Harris is from Monkey Hill, Saint Kitts. He is the son of Sonia Williams of Gingerland, Nevis, and Egbert Harris of St. Peter's, St. Kitts. He has two older sisters along with a younger brother, Kareem Harris, who is also a footballer. He and his wife Rachael Harris have four daughters.

He is the cousin of English former footballer Micah Richards.

== Honours ==

FC Dallas
- Western Conference
  - Playoffs: 2010
  - Regular Season: 2015, 2016
- Supporters' Shield: 2016
- Lamar Hunt U.S. Open Cup: 2016

== Legacy ==

On 14 February 2020, the sporting facility in his hometown St.

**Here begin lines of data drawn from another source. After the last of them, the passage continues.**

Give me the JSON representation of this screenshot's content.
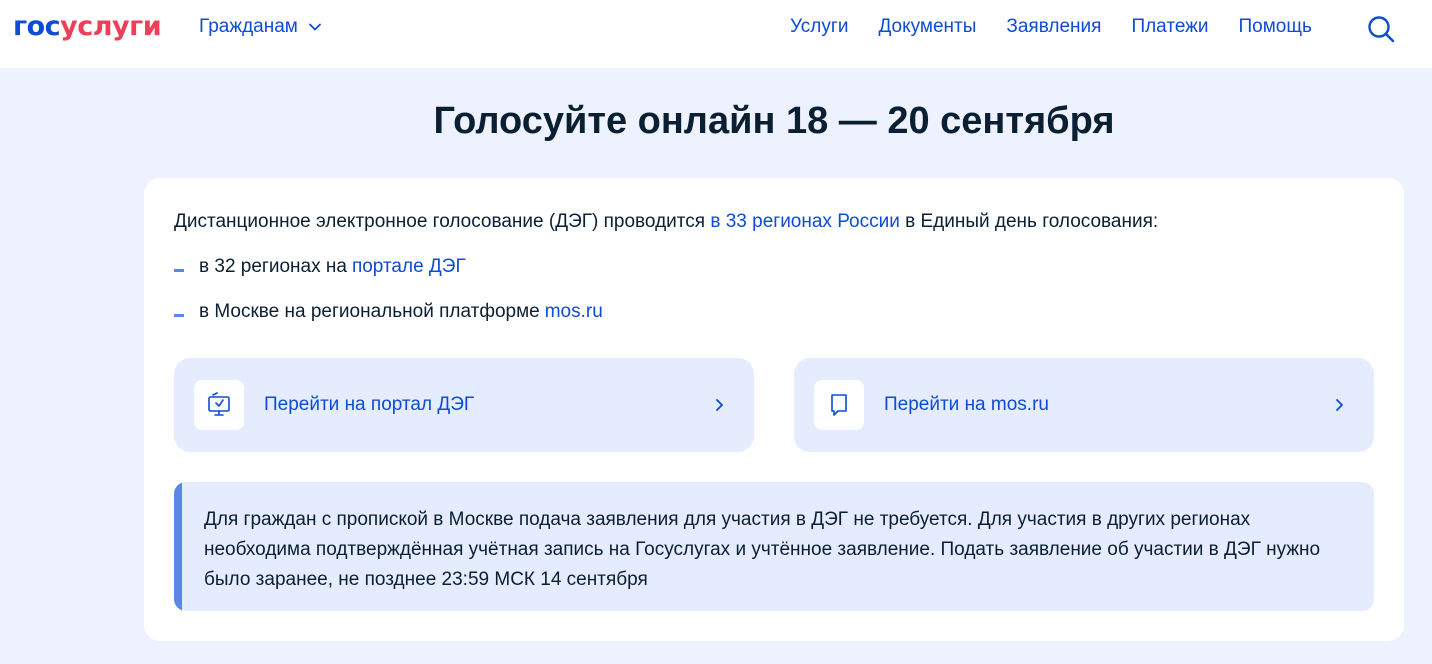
{
  "header": {
    "logo_part1": "гос",
    "logo_part2": "услуги",
    "citizens_menu": "Гражданам",
    "nav": [
      "Услуги",
      "Документы",
      "Заявления",
      "Платежи",
      "Помощь"
    ]
  },
  "page_title": "Голосуйте онлайн 18 — 20 сентября",
  "intro": {
    "text_before": "Дистанционное электронное голосование (ДЭГ) проводится ",
    "link": "в 33 регионах России",
    "text_after": " в Единый день голосования:"
  },
  "bullets": [
    {
      "text": "в 32 регионах на ",
      "link": "портале ДЭГ"
    },
    {
      "text": "в Москве на региональной платформе ",
      "link": "mos.ru"
    }
  ],
  "actions": [
    {
      "label": "Перейти на портал ДЭГ",
      "icon": "ballot-box-icon"
    },
    {
      "label": "Перейти на mos.ru",
      "icon": "bookmark-icon"
    }
  ],
  "notice": "Для граждан с пропиской в Москве подача заявления для участия в ДЭГ не требуется. Для участия в других регионах необходима подтверждённая учётная запись на Госуслугах и учтённое заявление. Подать заявление об участии в ДЭГ нужно было заранее, не позднее 23:59 МСК 14 сентября",
  "colors": {
    "brand_blue": "#0d4cd3",
    "brand_red": "#ee3f58",
    "page_bg": "#edf2fe",
    "accent_bar": "#5b88e8"
  }
}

Peter's was renamed the Atiba Erasto Harris Sporting Complex. This facility hosts a football field along with both a basketball and a netball court. On 29 August 2021, Harris became the youngest president of the SKNFA at the age of 36.
1st President to lead his country to a major tournament when the St. Kitts-Nevis Senior Men’s Team qualified for the 2023 Concacaf Gold Cup in the United States.